Auch die Amrumer Graugänse gehen auf eine durch Menschen verursachte Einbürgerung zurück. Aus wenigen sind dann im Laufe einiger Jahrzehnte Tausende geworden, und nahezu die gesamte Insellandschaft ist inzwischen von Graugänsen besiedelt. Selbst in den Dünen, weit weg von Wasserstellen, ist überall Gänsekot zu finden. Offenbar bieten die harten Gräser der Sandsegge und des Silbergrases den Graugänsen geeignete Äsung.

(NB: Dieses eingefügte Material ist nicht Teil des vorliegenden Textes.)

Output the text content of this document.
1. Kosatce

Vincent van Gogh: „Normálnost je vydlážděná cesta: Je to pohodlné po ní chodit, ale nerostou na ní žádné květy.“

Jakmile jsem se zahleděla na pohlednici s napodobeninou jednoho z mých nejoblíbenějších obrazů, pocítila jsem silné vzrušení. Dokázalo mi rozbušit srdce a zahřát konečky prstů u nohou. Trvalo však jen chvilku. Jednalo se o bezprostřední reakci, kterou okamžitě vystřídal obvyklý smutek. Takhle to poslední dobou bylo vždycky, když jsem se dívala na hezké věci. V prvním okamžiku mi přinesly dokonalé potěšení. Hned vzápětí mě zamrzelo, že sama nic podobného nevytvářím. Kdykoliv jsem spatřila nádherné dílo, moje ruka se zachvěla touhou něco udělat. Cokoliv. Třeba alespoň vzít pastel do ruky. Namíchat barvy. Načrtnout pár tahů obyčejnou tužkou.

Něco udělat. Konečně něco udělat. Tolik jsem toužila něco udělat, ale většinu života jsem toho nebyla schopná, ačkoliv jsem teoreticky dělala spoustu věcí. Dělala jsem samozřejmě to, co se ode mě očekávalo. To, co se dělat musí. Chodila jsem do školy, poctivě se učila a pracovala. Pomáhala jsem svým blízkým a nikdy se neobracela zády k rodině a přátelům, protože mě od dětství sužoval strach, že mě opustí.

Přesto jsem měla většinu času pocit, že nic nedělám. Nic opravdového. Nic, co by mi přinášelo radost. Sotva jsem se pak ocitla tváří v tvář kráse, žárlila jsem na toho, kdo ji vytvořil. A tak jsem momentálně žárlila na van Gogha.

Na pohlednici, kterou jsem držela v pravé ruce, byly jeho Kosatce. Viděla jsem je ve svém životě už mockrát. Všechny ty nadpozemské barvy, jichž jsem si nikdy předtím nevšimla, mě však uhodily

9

Wie in den Vorjahren, so wurde auch im Jahre 2021 versucht, die Übervermehrung der Gänse durch Eiersammeln zu regulieren. Allein im Revier Norddorf wird das Wegnehmen von rund 2000 Eiern – die Gelege von etwa 500 Brutpaaren – gemeldet. Teilweise wird aber mit Rücksicht auf das besondere Eheleben der Gänse zum Ausbrüten und für die Aufzucht der Jungen e i n Ei im Nest belassen. Deshalb sah man auch in diesem Jahr etliche Paare mit nur einem Jungvogel. Aber wie erwähnt, werden fast alle Gössel flügge. Denn auch bei kalter und nasser Witterung sind die Jungvögel als Wasservögel von Nässe nicht bedroht. Und sie leiden als Vegetarier bei schlechtem Wetter auch nicht wie die insektenfressenden Singvögel und Fasane an Nahrungsnot. Offenbar haben auch Prädatoren angesichts der guten Betreuung der Gössel kaum eine Chance, diese zu erbeuten. Nahe der Norddorfer Marsch, dem Äsungsrevier der Gänse, brütet z. B. eine Rohrweihe. Aber kein einziges Mal wurde beobachtet, dass sie bei ihrem Jagdflug eine junge Graugans erbeutete, ja überhaupt den Versuch dazu unternahm.
Ein wichtiges Ereignis im Leben der Wildgänse ist die Mauser der Schwungfedern, die zwischen Ende Mai und Anfang Juli erfolgt. In dieser Zeit sind die Gänse flugunfähig und deshalb besonders scheu. Sie halten sich dann – ob mit oder ohne Jungen – immer in der Nähe von größeren Wasserstellen auf, die den flugbehinderten Gänsen, vor allem bei Nacht, einen Schutz bieten. Auf Amrum versammeln sich in der genannten Zeit besonders viele Gänse an den Teichen der ehemaligen Norddorfer Kläranlage. Hier wurden in diesem Jahr jeweils bis zu 500 Graugänse notiert, die eine Ahnung vom unverändert gewaltigen Zuwachs dieser Vogelart (die übrigens die Stammform der Hausgänse ist) in Europa vermitteln.
Die Natur hat es so eingerichtet, dass die Jungen um die gleiche Zeit flügge werden, wenn auch den Elternvögeln die neuen Schwungfedern wieder gewachsen sind, so dass sich die Familie geschlossen auf die Abreise machen kann.
Aus ornithologischer Perspektive ist Amrum ein – in heutiger Zeit – fast unglaubliches Naturparadies, ebenso nach Ansicht der meisten Inselgäste. Die letzten drei Amrumer Landwirte haben allerdings eine andere Meinung über die Gänsemassen, die von ihnen ernährt werden!